Быстренько прикинув дебет с кредитом, не откладывая резину в долгий ящик, велел согнать местных на площадь, построил тут же всех своих, и зачитал им сию бумагу. Солдаты без команды проорали ура князю, а местные только что не обоссались от ужаса. Ничего, уррроды, пришло время пощупать вас за влажное волосатое вымя… Давайте, прячьте свое барахло, чтоб моим солдатам было интереснее ломать ваши дома. Сбежать из города никому не выйдет — я местных сразу предупредил, а парни сами будут в караулах бдеть, соображая, что к чему, сегодня ночью поселок будет моими полностью оцеплен. Жизнь снова налаживалась, фортуна, повернувшаяся было жопой, начала ею игриво повиливать, поднимая подол… От избытка чувств пригласил обоих оставшихся в живых сержантов и последнего ефрейтора, и бутылку настойки, а потом еще две моих и три из их запасов мы раскатали вместе. Салют по убогой башенке здания сельской администрации, на которую нам через сутки с лишним надо вывесить флаг, из пулемета — был просто шикарен. Как оружие эта митральеза полное дерьмо, зато она вовсе безопасна при использовании в пьяном виде — и не выстрелит сама, и заклинивает довольно быстро, не доводя забаву до ЧП. Надо будет после войны забрать ее себе.


***


Собрал все население рано утром, и передал мою волю. Значит, так. Село богатое… не все дома конечно, но видывал, и не мало, куда как беднее. А потому, жЫрные абизяны — по золотому с каждого жителя. С баб и девок — три. Дети и старики по полтине. Вот так… Малчать, жывотные! Никого не неволю, кому цена не нравится — может сидеть дома! Да, обдеру до нитки… а вы что хотели? Ну, найдется у средней семьи полдюжины-дюжина золотых, я же знаю! Так что… Объявил всем, чтоб собрались с деньгами в половину двенадцатого перед храмом.

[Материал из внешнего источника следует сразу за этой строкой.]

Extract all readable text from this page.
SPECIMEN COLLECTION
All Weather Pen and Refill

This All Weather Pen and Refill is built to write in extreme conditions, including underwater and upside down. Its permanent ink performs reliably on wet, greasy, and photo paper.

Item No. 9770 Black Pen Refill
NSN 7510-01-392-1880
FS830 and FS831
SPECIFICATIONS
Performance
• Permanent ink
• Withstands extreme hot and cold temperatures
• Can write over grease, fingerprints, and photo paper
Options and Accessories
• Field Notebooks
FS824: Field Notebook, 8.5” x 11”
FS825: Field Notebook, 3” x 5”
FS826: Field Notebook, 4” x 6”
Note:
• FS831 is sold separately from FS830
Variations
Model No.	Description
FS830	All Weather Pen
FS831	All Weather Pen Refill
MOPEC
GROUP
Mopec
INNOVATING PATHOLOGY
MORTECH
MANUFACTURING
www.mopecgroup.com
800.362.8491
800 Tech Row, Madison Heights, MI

С самого утра я уже переговорил со стариком-священником. Когда явился к нему в сопровождении Шмульке, тот был весьма печален — тут кроме войны какие-то межконфессиональные терки идут. Но я его обнадежил, мол, мне это без разницы. Даже наоборот — пара упоротых среди солдатиков просилась в церкву. Не люблю леригиознутых, но чувства верующих надо уважать. И вообще, святой отец, мы здесь не за этим. Объявил ему, что с полудня на сутки его культовое сооружение превращается, сооружение превращается… в элегантный концлагерь! Так что пусть примет меры по размещению и поддержанию порядка. Ибо кто окажется за оградой в веселый день — лишится любой защиты. А лучше бы и вовсе чтоб никто на улице не маячил. Сохранность таким образом его пункта по раздаче опиума народу я обеспечу. И с него лично… а, ладно, я щедрый! И с тех, кто еще с ним там живет — выкуп не беру. Старик не то чтобы просиял, но малость успокоился. Вопрос с размещением населения я таким образом решил. Сразу вопросил насчет бывшей администрации. Помявшись, поп отвечал, что село «коронное», то есть принадлежит лично князю, и управлялось приезжим чиновником из администрации князя, который, вместе с приезжим же полицейским, исчез, едва дошли слухи о приближении войск коалиции. Наверное, в столицу сбежал. Я, грозно посопев, обещал проверить — но, по-моему, не врет служитель культа.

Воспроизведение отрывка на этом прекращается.